Abstract Red‐emitting color‐convertors have attracted considerable attention for promising applications in solid‐state lighting (SSL) to improve color rendition. However, the current nitride and fluoride phosphor powders have encountered several challenges, such as high cost, narrow emission bands, and insufficient stability during operation, which limit the development of high‐power full‐spectrum SSL. In this study, thermally robust Gd 3 (Al,Ga) 5 O 12 :Mn (GAGG:Mn) solid‐solution ceramics (SSCs) with dual wavelength red‐emission bands were prepared via an oxygen solid‐state sintering reaction.

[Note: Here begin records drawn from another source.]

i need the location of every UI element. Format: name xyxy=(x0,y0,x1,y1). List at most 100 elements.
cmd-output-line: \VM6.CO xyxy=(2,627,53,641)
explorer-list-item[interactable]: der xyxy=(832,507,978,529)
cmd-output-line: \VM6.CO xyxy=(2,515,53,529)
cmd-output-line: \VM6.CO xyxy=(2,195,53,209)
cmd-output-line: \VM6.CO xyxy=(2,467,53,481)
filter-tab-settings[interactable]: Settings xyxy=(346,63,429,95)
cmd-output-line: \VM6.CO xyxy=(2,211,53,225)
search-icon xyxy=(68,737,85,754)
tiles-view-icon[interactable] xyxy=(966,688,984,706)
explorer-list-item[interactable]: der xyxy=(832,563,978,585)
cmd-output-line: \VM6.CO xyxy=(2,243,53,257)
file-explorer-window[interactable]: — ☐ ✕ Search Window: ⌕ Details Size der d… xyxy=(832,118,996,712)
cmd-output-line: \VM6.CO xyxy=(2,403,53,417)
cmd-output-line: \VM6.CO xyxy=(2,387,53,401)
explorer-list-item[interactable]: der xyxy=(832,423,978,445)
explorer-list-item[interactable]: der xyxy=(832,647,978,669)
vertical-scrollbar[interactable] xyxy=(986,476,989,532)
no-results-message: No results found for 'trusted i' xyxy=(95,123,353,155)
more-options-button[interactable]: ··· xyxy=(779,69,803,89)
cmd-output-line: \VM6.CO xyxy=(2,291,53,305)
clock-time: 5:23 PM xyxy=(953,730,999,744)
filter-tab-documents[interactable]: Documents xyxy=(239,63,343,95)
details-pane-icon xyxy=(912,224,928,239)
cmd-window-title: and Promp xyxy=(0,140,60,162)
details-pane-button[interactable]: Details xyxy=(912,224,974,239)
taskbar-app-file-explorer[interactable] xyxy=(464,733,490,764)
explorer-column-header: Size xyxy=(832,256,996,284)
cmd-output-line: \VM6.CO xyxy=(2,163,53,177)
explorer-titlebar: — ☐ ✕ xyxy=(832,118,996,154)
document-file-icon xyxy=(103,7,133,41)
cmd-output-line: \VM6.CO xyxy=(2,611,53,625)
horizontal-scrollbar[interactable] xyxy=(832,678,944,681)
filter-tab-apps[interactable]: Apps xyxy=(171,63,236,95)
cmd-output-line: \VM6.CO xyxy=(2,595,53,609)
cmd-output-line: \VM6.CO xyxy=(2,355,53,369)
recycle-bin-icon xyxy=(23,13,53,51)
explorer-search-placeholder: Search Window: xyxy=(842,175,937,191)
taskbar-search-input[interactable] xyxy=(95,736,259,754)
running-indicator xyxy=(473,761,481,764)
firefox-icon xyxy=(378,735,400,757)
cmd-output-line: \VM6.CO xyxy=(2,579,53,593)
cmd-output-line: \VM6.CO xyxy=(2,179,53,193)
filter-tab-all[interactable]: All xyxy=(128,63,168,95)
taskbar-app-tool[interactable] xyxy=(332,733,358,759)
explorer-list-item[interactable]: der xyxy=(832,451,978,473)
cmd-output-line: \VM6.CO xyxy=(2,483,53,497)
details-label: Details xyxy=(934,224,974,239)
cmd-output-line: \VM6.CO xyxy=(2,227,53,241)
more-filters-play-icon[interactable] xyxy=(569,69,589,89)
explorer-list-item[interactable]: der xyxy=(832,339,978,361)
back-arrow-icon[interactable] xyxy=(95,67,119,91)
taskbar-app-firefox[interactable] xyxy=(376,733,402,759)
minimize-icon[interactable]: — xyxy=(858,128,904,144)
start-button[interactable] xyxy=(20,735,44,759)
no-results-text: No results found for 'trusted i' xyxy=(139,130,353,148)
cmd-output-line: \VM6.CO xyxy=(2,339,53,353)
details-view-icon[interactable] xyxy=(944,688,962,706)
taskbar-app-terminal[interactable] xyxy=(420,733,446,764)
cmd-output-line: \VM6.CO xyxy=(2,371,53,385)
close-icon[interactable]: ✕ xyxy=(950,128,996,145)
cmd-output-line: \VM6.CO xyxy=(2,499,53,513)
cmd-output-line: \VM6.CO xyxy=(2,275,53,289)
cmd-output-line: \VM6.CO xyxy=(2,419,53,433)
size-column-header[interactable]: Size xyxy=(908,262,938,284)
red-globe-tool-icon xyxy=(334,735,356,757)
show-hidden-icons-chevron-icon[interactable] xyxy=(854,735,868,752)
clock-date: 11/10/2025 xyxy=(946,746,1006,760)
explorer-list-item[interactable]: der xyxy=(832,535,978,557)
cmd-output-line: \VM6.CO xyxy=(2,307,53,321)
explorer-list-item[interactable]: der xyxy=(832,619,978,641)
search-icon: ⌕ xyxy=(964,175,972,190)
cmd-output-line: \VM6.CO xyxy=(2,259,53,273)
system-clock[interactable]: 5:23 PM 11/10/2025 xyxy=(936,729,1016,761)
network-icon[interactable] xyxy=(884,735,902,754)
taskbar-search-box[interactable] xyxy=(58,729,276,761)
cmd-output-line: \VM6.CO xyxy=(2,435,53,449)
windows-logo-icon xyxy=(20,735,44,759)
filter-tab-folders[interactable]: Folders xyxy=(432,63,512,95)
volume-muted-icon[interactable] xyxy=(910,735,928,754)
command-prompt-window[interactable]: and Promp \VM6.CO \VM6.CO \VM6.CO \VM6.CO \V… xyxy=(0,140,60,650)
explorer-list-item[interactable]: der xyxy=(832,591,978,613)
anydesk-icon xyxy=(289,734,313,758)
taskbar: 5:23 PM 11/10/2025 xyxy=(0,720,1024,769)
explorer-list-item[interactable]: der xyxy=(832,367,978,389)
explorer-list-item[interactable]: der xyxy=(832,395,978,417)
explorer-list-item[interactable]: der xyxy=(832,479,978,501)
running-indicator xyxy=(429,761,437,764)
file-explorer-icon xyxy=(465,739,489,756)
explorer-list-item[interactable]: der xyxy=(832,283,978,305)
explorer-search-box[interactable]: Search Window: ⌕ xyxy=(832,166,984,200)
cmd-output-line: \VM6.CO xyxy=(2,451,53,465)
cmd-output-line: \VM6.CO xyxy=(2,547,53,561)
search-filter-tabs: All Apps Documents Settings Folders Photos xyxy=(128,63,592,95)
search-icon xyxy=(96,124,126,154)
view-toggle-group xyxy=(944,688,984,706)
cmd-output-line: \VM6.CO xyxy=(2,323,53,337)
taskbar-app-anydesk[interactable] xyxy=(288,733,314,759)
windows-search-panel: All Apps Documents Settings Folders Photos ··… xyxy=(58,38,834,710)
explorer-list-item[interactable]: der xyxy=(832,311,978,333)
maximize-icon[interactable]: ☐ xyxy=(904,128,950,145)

The doped Mn ions occupied octahedral Al 3+ and Ga 3+ sites to generate Mn 4+ luminescent centers with pronounced deep‐red emissions peaking at 698 nm ( 2 E → 4 A 2 ), and Mn 2+ luminescent centers with broad red emissions at 628 nm ( 4 T 1 → 6 A 1 ). Because the cationic radius matching effect induced the regulation of valence state of Mn, the photoluminescence of the GAGG:Mn SSCs can be tailored by the substitution of Al 3+ with Ga 3+ . Moreover, the Mn 3+ also existed in the GAGG lattice host, and their concentration decreased with increasing Ga 3+ contents owing to the mismatch of ionic radius between Mn 3+ and Ga 3+ ions. With the optimization of Al/Ga ratio and concentration of Mn ions, a broad emission band ranging from 550 to 800 nm (bandwidth = 250 nm) was achieved from Gd 3 Al 3 Ga 2 O 12 :0.3%Mn SSCs upon 465‐nm excitation. Moreover, the GAGG:Mn SSC has over 17‐fold enhanced thermal conductivity compared with the corresponding phosphor powder. This paper opens a door of regulating the valence state of luminescence centers with cation substitution and the application of oxide red‐emitting color‐convertors.